I came up with an historical comparison – looking at cases labeled MSbP during the first few years after 1977, and then those in the late 1990s (which led to convictions for child-murder). Two distinct pictures emerged. In the first set of cases, mothers presented children over and over again, sometimes for months and years before foul play was suspected. Huge amounts of evidence was collected that made no medical sense: foul, bloody urine samples were collected from one patient, with clear samples an hour or so either side. A child would relapse into a coma after a week of steady improvement; the child would improve again, only to become comatose once more, extraordinarily suddenly. In these cases extensive surveillance and monitoring was carried out, by nurses, and then, later in the 1980s, by covert video recording. MSbP was an eventual answer to make sense of an enormous amount of conflicting medical evidence.
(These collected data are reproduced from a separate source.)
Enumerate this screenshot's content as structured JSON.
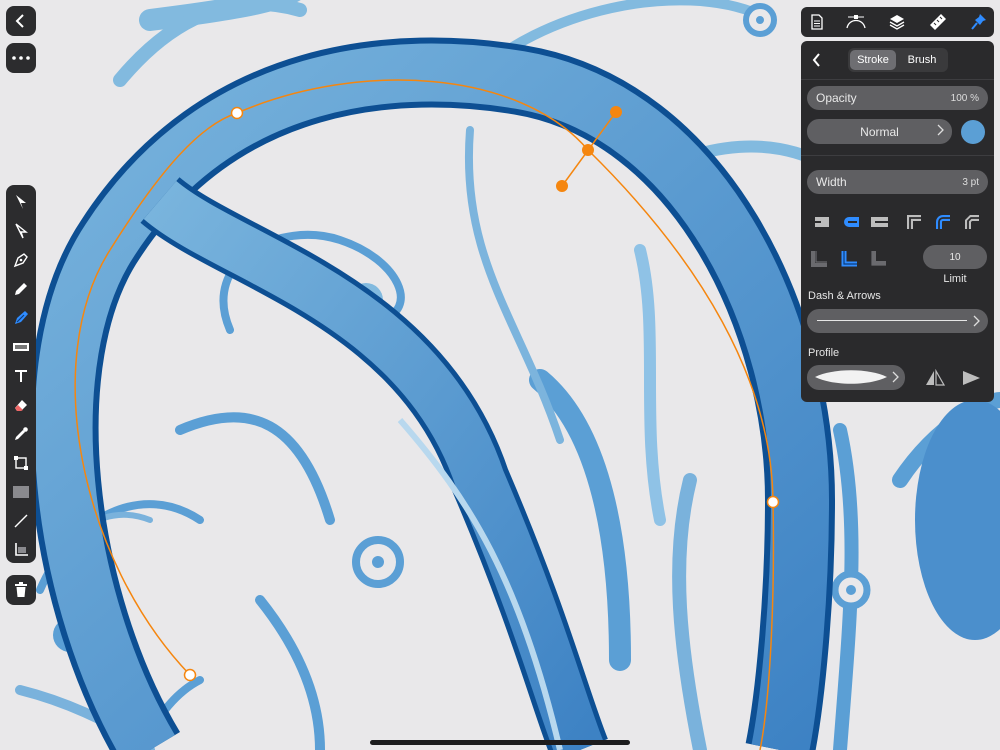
{
  "left_toolbar": {
    "back_icon": "chevron-left-icon",
    "more_icon": "more-icon",
    "tools": [
      "pointer-tool",
      "direct-select-tool",
      "pen-tool",
      "pencil-tool",
      "vector-brush-tool",
      "fill-tool",
      "text-tool",
      "eraser-tool",
      "eyedropper-tool",
      "transform-tool",
      "shape-tool",
      "line-tool",
      "crop-tool"
    ],
    "delete_icon": "trash-icon"
  },
  "top_toolbar": {
    "items": [
      "document-icon",
      "node-icon",
      "layers-icon",
      "ruler-icon",
      "pin-icon"
    ],
    "accent": "#2f8cff"
  },
  "stroke_panel": {
    "tab_stroke": "Stroke",
    "tab_brush": "Brush",
    "opacity_label": "Opacity",
    "opacity_value": "100 %",
    "blend_mode": "Normal",
    "stroke_color": "#5b9fd5",
    "width_label": "Width",
    "width_value": "3 pt",
    "limit_value": "10",
    "limit_label": "Limit",
    "dash_label": "Dash & Arrows",
    "profile_label": "Profile"
  },
  "colors": {
    "panel_bg": "#2a2a2c",
    "accent_blue": "#2f8cff",
    "artwork_blue": "#5b9fd5",
    "artwork_dark": "#0d4f93",
    "node_orange": "#f5860f"
  }
}
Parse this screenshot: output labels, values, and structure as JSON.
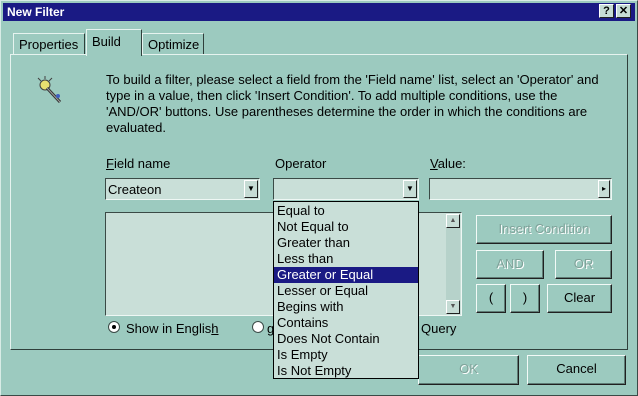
{
  "window": {
    "title": "New Filter",
    "help_glyph": "?",
    "close_glyph": "✕"
  },
  "tabs": [
    {
      "label": "Properties"
    },
    {
      "label": "Build"
    },
    {
      "label": "Optimize"
    }
  ],
  "instructions": "To build a filter, please select a field from the 'Field name' list, select an 'Operator' and type in a value, then click 'Insert Condition'. To add multiple conditions, use the 'AND/OR' buttons.  Use parentheses determine the order in which the conditions are evaluated.",
  "labels": {
    "field_name_first": "F",
    "field_name_rest": "ield name",
    "operator": "Operator",
    "value_first": "V",
    "value_rest": "alue:"
  },
  "field_name_value": "Createon",
  "operator_value": "",
  "value_value": "",
  "buttons": {
    "insert_condition": "Insert Condition",
    "and": "AND",
    "or": "OR",
    "open_paren": "(",
    "close_paren": ")",
    "clear": "Clear",
    "ok": "OK",
    "cancel": "Cancel"
  },
  "radios": {
    "show_in_english_prefix": "Show in Englis",
    "show_in_english_underlined": "h",
    "query_suffix": "Query",
    "partial_left": "g"
  },
  "operator_options": [
    "Equal to",
    "Not Equal to",
    "Greater than",
    "Less than",
    "Greater or Equal",
    "Lesser or Equal",
    "Begins with",
    "Contains",
    "Does Not Contain",
    "Is Empty",
    "Is Not Empty"
  ],
  "selected_operator_index": 4,
  "icons": {
    "wizard": "magic-wand-icon",
    "dropdown": "▼",
    "scroll_up": "▲",
    "scroll_down": "▼",
    "value_btn": "▸"
  },
  "colors": {
    "titlebar": "#1a1a84",
    "face": "#9ccabf",
    "field": "#c9dfd8",
    "selection": "#1a1a84"
  }
}
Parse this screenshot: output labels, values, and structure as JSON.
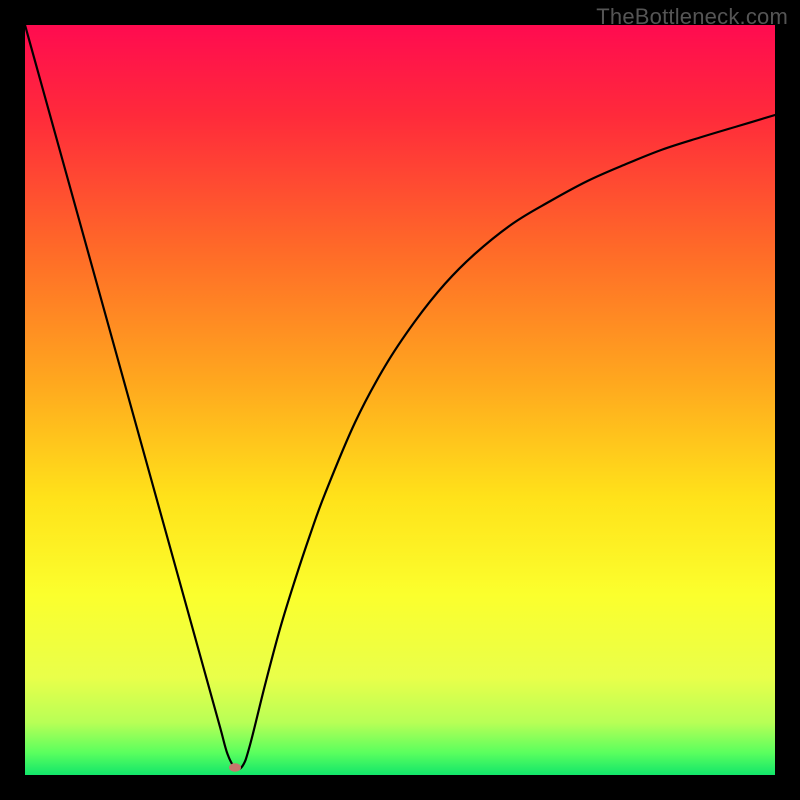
{
  "watermark": "TheBottleneck.com",
  "chart_data": {
    "type": "line",
    "title": "",
    "xlabel": "",
    "ylabel": "",
    "xlim": [
      0,
      100
    ],
    "ylim": [
      0,
      100
    ],
    "x": [
      0,
      2,
      4,
      6,
      8,
      10,
      12,
      14,
      16,
      18,
      20,
      22,
      24,
      26,
      27,
      28,
      29,
      30,
      32,
      34,
      36,
      38,
      40,
      44,
      48,
      52,
      56,
      60,
      65,
      70,
      75,
      80,
      85,
      90,
      95,
      100
    ],
    "values": [
      100,
      92.8,
      85.6,
      78.4,
      71.2,
      64.0,
      56.8,
      49.6,
      42.4,
      35.2,
      28.0,
      20.8,
      13.6,
      6.4,
      2.8,
      1.0,
      1.2,
      4.0,
      12.0,
      19.5,
      26.0,
      32.0,
      37.5,
      47.0,
      54.5,
      60.5,
      65.5,
      69.5,
      73.5,
      76.5,
      79.2,
      81.4,
      83.4,
      85.0,
      86.5,
      88.0
    ],
    "minimum_marker": {
      "x": 28,
      "y": 1.0
    },
    "gradient_stops": [
      {
        "pct": 0,
        "color": "#ff0b50"
      },
      {
        "pct": 12,
        "color": "#ff2a3b"
      },
      {
        "pct": 30,
        "color": "#ff6a28"
      },
      {
        "pct": 48,
        "color": "#ffa91e"
      },
      {
        "pct": 63,
        "color": "#ffe21a"
      },
      {
        "pct": 76,
        "color": "#fbff2d"
      },
      {
        "pct": 87,
        "color": "#e9ff4a"
      },
      {
        "pct": 93,
        "color": "#b8ff56"
      },
      {
        "pct": 97,
        "color": "#5bff5e"
      },
      {
        "pct": 100,
        "color": "#12e66a"
      }
    ]
  }
}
Sometimes exceptionally high-tech methods were used. A baby’s blood was marked with mildly radioactive substances to ascertain the bleeding point in its mouth – none was found. However, the blood around the infant’s mouth at the next episode contained no more than background radiation, and matched the mother’s blood type when tested. This was a long saga of cat-and-mouse, carried out in hospitals, under extreme levels of surveillance.
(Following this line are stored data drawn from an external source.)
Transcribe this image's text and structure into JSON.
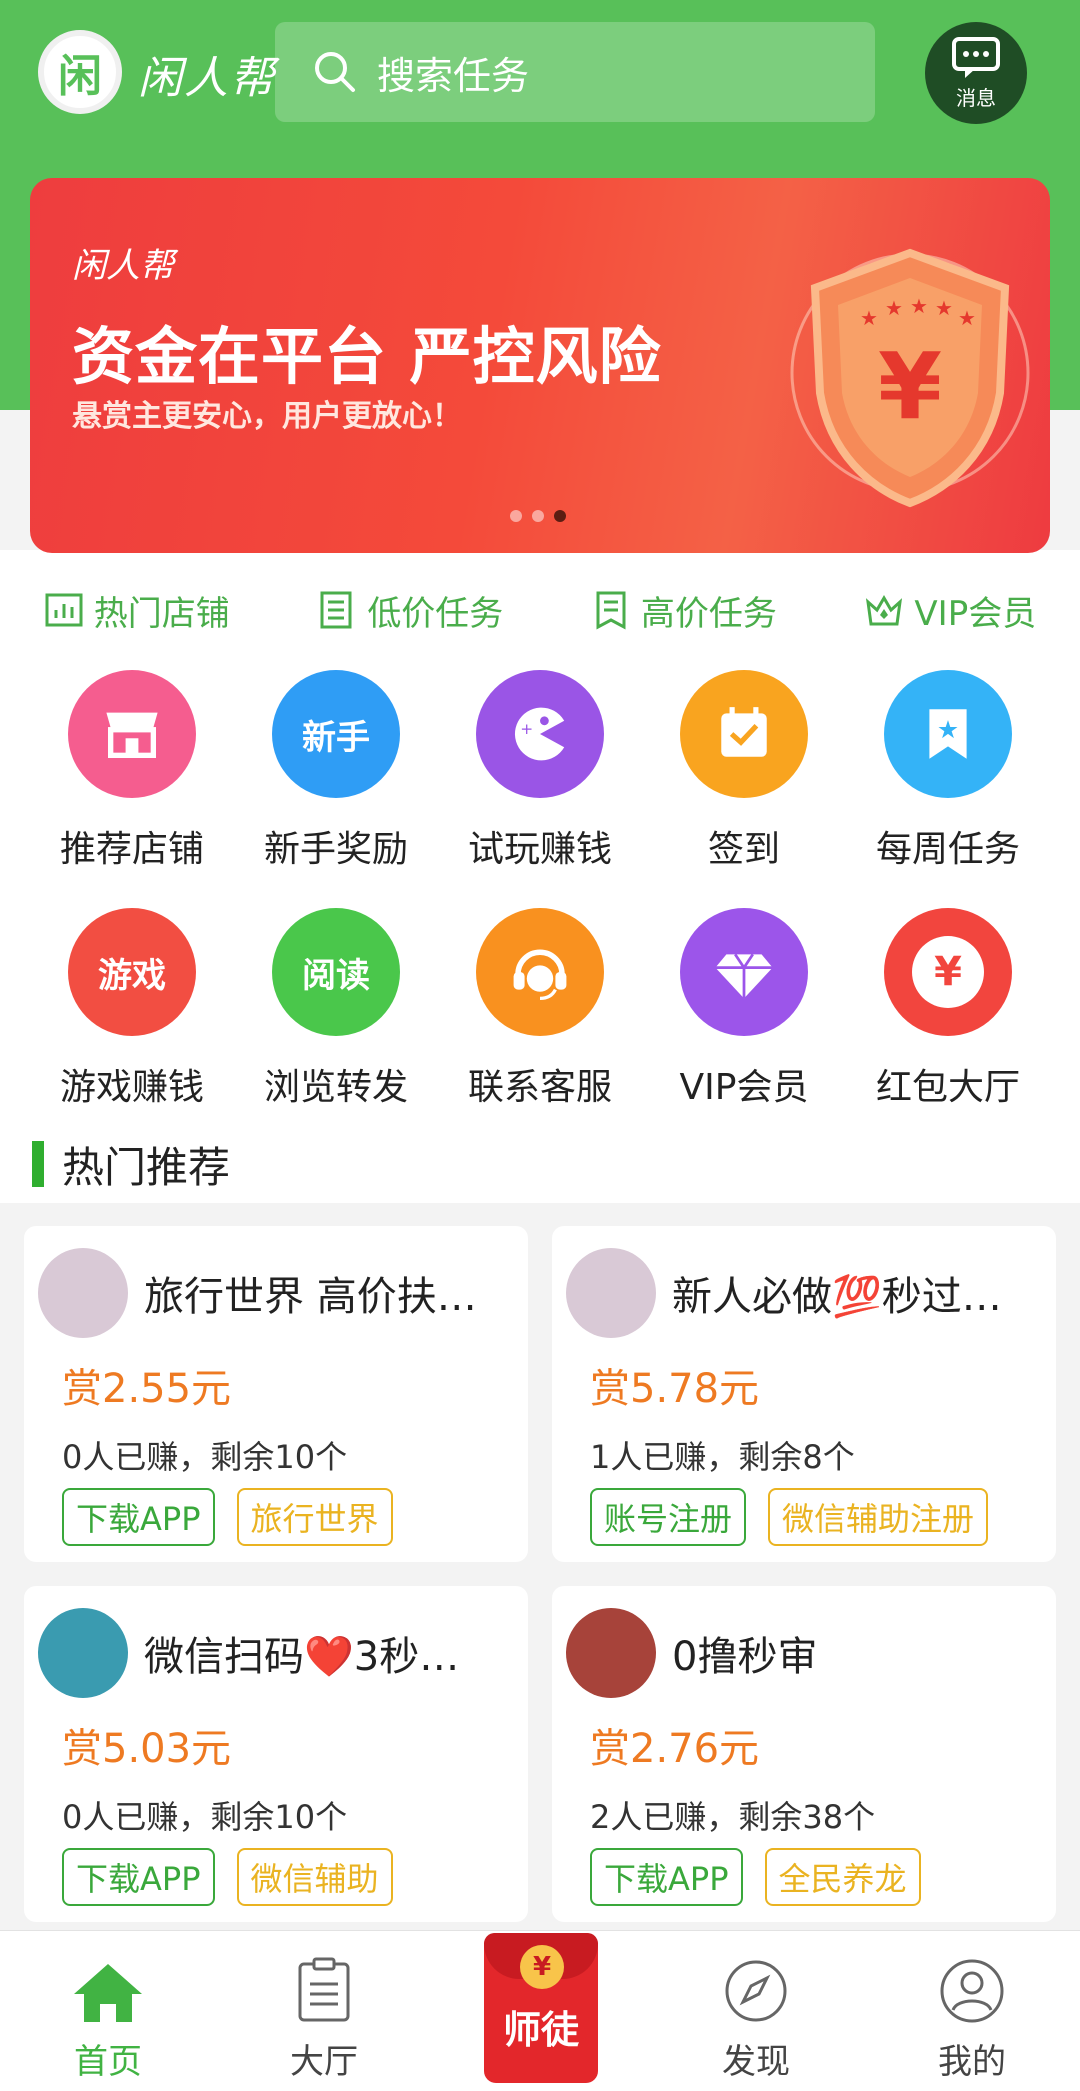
{
  "header": {
    "logo_glyph": "闲",
    "app_name": "闲人帮",
    "search_placeholder": "搜索任务",
    "message_label": "消息"
  },
  "banner": {
    "logo_text": "闲人帮",
    "title": "资金在平台 严控风险",
    "subtitle": "悬赏主更安心，用户更放心！",
    "shield_symbol": "¥",
    "slide_count": 3,
    "active_slide_index": 2
  },
  "quick_tabs": [
    {
      "label": "热门店铺",
      "icon": "bar-chart-icon"
    },
    {
      "label": "低价任务",
      "icon": "document-icon"
    },
    {
      "label": "高价任务",
      "icon": "clipboard-icon"
    },
    {
      "label": "VIP会员",
      "icon": "crown-icon"
    }
  ],
  "features": [
    {
      "label": "推荐店铺",
      "icon": "store-icon",
      "inner": "",
      "color": "#f55d8f"
    },
    {
      "label": "新手奖励",
      "icon": "newbie-icon",
      "inner": "新手",
      "color": "#2f9df5"
    },
    {
      "label": "试玩赚钱",
      "icon": "pacman-icon",
      "inner": "",
      "color": "#9a55e6"
    },
    {
      "label": "签到",
      "icon": "calendar-check-icon",
      "inner": "",
      "color": "#f9a41f"
    },
    {
      "label": "每周任务",
      "icon": "bookmark-star-icon",
      "inner": "",
      "color": "#34b3f7"
    },
    {
      "label": "游戏赚钱",
      "icon": "gamepad-icon",
      "inner": "游戏",
      "color": "#f24e42"
    },
    {
      "label": "浏览转发",
      "icon": "book-icon",
      "inner": "阅读",
      "color": "#4ac74b"
    },
    {
      "label": "联系客服",
      "icon": "headset-icon",
      "inner": "",
      "color": "#f9911f"
    },
    {
      "label": "VIP会员",
      "icon": "diamond-icon",
      "inner": "",
      "color": "#9c55ea"
    },
    {
      "label": "红包大厅",
      "icon": "red-envelope-icon",
      "inner": "¥",
      "color": "#f2453e"
    }
  ],
  "section": {
    "title": "热门推荐"
  },
  "tasks": [
    {
      "title": "旅行世界  高价扶…",
      "reward": "赏2.55元",
      "stat": "0人已赚，剩余10个",
      "tags": [
        "下载APP",
        "旅行世界"
      ],
      "avatar_color": "#d9c9d6"
    },
    {
      "title": "新人必做💯秒过…",
      "reward": "赏5.78元",
      "stat": "1人已赚，剩余8个",
      "tags": [
        "账号注册",
        "微信辅助注册"
      ],
      "avatar_color": "#d9c9d6"
    },
    {
      "title": "微信扫码❤️3秒…",
      "reward": "赏5.03元",
      "stat": "0人已赚，剩余10个",
      "tags": [
        "下载APP",
        "微信辅助"
      ],
      "avatar_color": "#3a9bb0"
    },
    {
      "title": "0撸秒审",
      "reward": "赏2.76元",
      "stat": "2人已赚，剩余38个",
      "tags": [
        "下载APP",
        "全民养龙"
      ],
      "avatar_color": "#a7433a"
    }
  ],
  "tabbar": {
    "items": [
      {
        "label": "首页",
        "icon": "home-icon",
        "active": true
      },
      {
        "label": "大厅",
        "icon": "clipboard-icon",
        "active": false
      },
      {
        "label": "师徒",
        "icon": "red-envelope-icon",
        "active": false
      },
      {
        "label": "发现",
        "icon": "compass-icon",
        "active": false
      },
      {
        "label": "我的",
        "icon": "user-icon",
        "active": false
      }
    ],
    "center_coin": "¥"
  },
  "colors": {
    "brand_green": "#58c059",
    "reward_orange": "#ee7a22",
    "tag_green": "#3aa83b",
    "tag_orange": "#eab321"
  }
}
By contrast, the court cases of the 1990s/2000s were based upon infant mortality statistics for SIDS/cot death. SIDS is a blanket term used to refer to all sudden deaths with no discernible cause. In Sally Clark’s case, after her second son died suddenly she became a suspect for child murder. This was based on the supposed statistical improbability for two or more SIDS deaths in the same affluent, non-smoking family. This underwrote the infamous Meadow’s Law: ‘one sudden infant death is a tragedy, two is suspicious and three is murder, unless proved otherwise’. These cases were thus rooted in statistical reasoning and infant mortality calculations.

Thus it isn’t that Meadow got somehow ‘carried away’ with statistics, but that the whole basis for MSbP had changed. From a smorgasbord of conflicting medical evidence, over a long period and under tight surveillance, we can see a shift to a simplistic kind of statistical reasoning. This reasoning functioned as a sort of ‘pinch point’ or pivot: get this wrong and everything tumbles.

Whilst these objects – the hospital-based and statistically-based diagnoses – were connected by naming them both ‘Munchausen Syndrome by Proxy’, they were otherwise vastly dissimilar. In its migration from the hospital ward to the courtroom (via the Registrar General’s office for the statistics) – MSbP became a precarious allegation with a single point of failure. Context matters, and history is well-placed to provide it.